Without a doubt, the biggest misconception about U.S. export controls on AI chips is that they must be predicated on some belief in "AGI" or a first-mover advantage in an AI capabilities race.
Control over computational power has nothing to do with belief in AGI. The fact is that compute availability is constraining global deployment of AI services, period. A lack of compute is the singular bottleneck preventing any developer — including DeepSeek, Qwen, Moonshot, and other big Chinese labs — from hosting AI services and selling them to global publics in a manner competitive with OpenAI, Anthropic, and Google. Compute is the substrate of the global AI diffusion race.
"But Ryan," you say, "China's models are open-source! The point is for people to run them locally." Yeah. Here's what you're missing: Many people who would go out and run a mid-sized Qwen model simply don't have a computer capable of doing so. By all means, I encourage you to try! You literally can't even buy a Mac Studio with an M3 Ultra any more. They aren't making them, because the world is completely sold out of memory.

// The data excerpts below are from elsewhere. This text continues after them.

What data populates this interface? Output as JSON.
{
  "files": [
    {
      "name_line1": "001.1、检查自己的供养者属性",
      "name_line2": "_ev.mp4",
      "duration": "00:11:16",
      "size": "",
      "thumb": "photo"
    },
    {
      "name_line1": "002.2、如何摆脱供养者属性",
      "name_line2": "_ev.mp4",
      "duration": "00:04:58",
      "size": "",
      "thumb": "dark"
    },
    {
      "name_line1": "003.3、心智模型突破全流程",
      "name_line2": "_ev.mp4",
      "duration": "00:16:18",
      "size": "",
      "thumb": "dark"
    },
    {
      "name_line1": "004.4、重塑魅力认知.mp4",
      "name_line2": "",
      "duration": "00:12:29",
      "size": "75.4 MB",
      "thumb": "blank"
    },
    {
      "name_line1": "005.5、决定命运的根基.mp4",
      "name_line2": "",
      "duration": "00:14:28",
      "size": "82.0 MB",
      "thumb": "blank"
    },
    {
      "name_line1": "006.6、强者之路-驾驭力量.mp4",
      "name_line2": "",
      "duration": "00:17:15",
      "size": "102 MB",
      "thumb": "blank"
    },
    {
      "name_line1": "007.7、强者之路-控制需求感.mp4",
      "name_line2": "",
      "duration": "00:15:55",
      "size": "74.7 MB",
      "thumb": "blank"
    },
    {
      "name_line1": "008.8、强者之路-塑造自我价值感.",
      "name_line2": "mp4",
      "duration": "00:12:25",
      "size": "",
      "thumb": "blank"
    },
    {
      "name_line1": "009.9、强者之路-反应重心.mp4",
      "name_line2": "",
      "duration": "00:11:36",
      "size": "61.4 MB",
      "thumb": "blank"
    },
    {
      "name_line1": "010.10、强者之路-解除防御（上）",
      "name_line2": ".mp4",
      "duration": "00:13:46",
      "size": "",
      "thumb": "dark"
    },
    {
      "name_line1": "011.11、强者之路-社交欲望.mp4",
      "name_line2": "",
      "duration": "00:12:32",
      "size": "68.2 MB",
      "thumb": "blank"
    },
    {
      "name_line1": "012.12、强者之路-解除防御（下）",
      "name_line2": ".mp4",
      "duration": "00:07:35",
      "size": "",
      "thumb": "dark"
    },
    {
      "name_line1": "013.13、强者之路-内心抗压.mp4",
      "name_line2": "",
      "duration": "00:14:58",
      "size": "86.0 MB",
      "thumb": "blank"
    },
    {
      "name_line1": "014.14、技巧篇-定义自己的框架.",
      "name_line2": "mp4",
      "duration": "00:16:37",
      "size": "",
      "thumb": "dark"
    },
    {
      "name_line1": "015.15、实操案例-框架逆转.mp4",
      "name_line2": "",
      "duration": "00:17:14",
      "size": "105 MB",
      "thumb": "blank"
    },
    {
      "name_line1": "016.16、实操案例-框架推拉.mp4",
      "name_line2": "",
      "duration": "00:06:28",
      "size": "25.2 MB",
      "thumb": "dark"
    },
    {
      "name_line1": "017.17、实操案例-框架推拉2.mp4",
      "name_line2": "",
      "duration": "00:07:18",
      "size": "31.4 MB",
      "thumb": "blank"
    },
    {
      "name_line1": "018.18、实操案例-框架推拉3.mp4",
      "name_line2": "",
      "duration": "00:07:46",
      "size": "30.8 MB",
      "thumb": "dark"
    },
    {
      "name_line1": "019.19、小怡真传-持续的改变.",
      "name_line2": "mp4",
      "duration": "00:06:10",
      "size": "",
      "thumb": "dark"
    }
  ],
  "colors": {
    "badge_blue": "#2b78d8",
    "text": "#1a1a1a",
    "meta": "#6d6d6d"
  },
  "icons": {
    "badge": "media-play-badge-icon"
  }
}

Chinese AI labs face a scaled-up version of this problem. Because they don't have large clusters needed to host demanding inference services, they have effectively been forced to push compute costs onto consumers. In 2026, when every compute-adjacent supply chain — down to the last mom-and-pop epoxy resin manufacturer in Japan — is stretched to its limits, this is great for American AI labs (who have more reliable access to compute, thanks to strong partnerships with U.S. hyperscalers and allied manufacturers), and bad news for pretty much everyone else.
No set of talking points about export controls' second-order effects (e.g. "accelerating innovation"), no matter how clever, was going to obfuscate the fact that AI still needs compute to function during this critical period of global infrastructure build-outs.
Everyone, including and especially China, will need boatloads of compute — much more than has ever been previously installed.